Young took a considerably harsher view of the shareholders’ complaint. He repeatedly faulted shareholders for asserting that Biogen executives had made false statements when, by the judge’s reading, the statements themselves were not false. In arguing that Biogen statements were deceptive, the judge said, the complaint relied on paraphrasing Biogen’s actual words and on assumptions about the allegedly false conclusions that could be inferred from Biogen statements. Those tactics are not sufficient, the judge said, to establish that Biogen’s actual statements were false, let alone that company executives had fraudulent intent.
Young said, for instance, that Block & Leviton's complaint had interpreted Biogen’s statement that 900 sites were “ready” to perform treatment with Aduhelm as a representation that all of those sites would actually prescribe the drug. “This, however, is not what [Biogen] said,” the judge wrote. “Statements of corporate executives are to be read in light of what a reasonable investor would have understood them to mean, not what a wishful, ill-informed investor would have hoped them to mean.”

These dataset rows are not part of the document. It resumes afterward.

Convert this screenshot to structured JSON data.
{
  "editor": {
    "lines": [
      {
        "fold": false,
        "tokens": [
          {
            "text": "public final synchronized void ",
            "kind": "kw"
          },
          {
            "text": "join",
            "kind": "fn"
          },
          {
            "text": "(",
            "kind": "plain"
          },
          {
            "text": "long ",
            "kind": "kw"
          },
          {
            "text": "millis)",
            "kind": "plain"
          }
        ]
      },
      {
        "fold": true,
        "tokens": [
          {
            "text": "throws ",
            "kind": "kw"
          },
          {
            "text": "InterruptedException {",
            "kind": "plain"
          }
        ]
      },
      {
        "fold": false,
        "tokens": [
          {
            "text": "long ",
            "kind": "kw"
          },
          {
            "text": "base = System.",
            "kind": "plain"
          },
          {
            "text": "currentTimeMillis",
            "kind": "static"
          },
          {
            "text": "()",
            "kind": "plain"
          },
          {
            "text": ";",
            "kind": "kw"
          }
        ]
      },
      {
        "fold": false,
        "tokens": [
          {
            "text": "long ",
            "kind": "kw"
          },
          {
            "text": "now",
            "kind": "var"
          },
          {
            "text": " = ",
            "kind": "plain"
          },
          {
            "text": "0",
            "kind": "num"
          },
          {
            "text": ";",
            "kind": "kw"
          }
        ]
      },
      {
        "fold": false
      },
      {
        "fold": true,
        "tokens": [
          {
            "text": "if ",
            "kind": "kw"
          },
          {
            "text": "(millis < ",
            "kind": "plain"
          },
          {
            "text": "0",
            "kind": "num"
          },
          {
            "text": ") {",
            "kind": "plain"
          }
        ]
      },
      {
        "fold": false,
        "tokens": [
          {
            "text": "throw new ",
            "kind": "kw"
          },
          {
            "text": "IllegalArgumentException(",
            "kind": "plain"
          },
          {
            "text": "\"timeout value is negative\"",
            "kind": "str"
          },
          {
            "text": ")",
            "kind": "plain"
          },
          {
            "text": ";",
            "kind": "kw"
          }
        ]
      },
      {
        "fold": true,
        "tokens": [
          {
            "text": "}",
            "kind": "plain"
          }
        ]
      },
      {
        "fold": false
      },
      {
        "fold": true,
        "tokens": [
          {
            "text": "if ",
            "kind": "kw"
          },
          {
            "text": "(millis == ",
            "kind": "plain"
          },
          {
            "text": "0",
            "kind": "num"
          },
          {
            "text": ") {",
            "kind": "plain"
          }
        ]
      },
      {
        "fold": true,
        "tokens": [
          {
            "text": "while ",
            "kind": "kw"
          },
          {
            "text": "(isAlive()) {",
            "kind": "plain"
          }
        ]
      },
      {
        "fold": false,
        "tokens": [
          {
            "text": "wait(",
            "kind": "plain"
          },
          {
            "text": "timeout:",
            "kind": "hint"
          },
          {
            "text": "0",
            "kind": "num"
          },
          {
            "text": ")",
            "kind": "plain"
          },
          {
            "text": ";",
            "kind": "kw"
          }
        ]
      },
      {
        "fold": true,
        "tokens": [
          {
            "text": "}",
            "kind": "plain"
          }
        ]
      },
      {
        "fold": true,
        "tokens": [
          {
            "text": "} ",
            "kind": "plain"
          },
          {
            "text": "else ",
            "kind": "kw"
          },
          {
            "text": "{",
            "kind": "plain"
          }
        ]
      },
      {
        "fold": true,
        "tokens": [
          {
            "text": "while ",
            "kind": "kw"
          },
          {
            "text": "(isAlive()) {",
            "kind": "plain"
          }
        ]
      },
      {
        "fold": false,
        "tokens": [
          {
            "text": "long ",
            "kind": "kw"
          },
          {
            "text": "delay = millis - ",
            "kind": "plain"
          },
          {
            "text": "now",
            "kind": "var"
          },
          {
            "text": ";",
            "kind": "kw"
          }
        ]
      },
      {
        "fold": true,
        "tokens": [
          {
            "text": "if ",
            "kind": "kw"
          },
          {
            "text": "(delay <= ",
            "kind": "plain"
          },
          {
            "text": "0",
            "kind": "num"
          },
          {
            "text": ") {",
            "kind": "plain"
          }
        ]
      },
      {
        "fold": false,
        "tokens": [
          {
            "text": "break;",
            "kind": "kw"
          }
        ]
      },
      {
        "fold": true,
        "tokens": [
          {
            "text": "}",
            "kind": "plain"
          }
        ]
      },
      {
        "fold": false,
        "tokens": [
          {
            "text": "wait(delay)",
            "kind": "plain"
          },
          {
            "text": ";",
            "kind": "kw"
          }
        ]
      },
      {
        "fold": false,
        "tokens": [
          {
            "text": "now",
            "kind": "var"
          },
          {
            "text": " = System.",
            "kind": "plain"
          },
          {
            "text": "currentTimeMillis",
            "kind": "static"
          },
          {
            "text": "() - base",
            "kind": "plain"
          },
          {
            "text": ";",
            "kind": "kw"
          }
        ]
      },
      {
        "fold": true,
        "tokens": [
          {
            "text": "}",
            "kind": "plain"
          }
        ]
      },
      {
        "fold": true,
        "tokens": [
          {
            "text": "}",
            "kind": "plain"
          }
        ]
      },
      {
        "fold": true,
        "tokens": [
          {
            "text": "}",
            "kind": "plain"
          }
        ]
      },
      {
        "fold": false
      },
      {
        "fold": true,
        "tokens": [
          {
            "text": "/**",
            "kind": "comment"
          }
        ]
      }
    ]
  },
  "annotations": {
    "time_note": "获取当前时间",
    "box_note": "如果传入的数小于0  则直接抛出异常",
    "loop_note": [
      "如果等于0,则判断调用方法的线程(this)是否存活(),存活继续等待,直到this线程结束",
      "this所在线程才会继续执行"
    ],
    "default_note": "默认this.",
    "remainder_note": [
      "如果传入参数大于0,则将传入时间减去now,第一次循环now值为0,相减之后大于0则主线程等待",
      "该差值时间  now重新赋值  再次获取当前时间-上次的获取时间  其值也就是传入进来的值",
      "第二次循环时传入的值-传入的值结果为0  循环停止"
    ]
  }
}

The judge similarly accused plaintiffs of misrepresenting what Biogen said about the likelihood that Medicare would pay for treatment with the exceptionally expensive drug. The executives make no promises, Young said, adding that the complaint “misconstrued” their actual statements. Nor, he said, was Biogen being deceptive in touting the deal to test spinal fluid without mentioning doctors’ hesitation about performing tests.
You probably won’t be surprised to hear that Young agreed with Biogen that the complaint mischaracterized Sandrock’s letter as well.
Shareholder class actions, as I mentioned, are rarely a sure thing. But for Block & Leviton, this one has to hurt.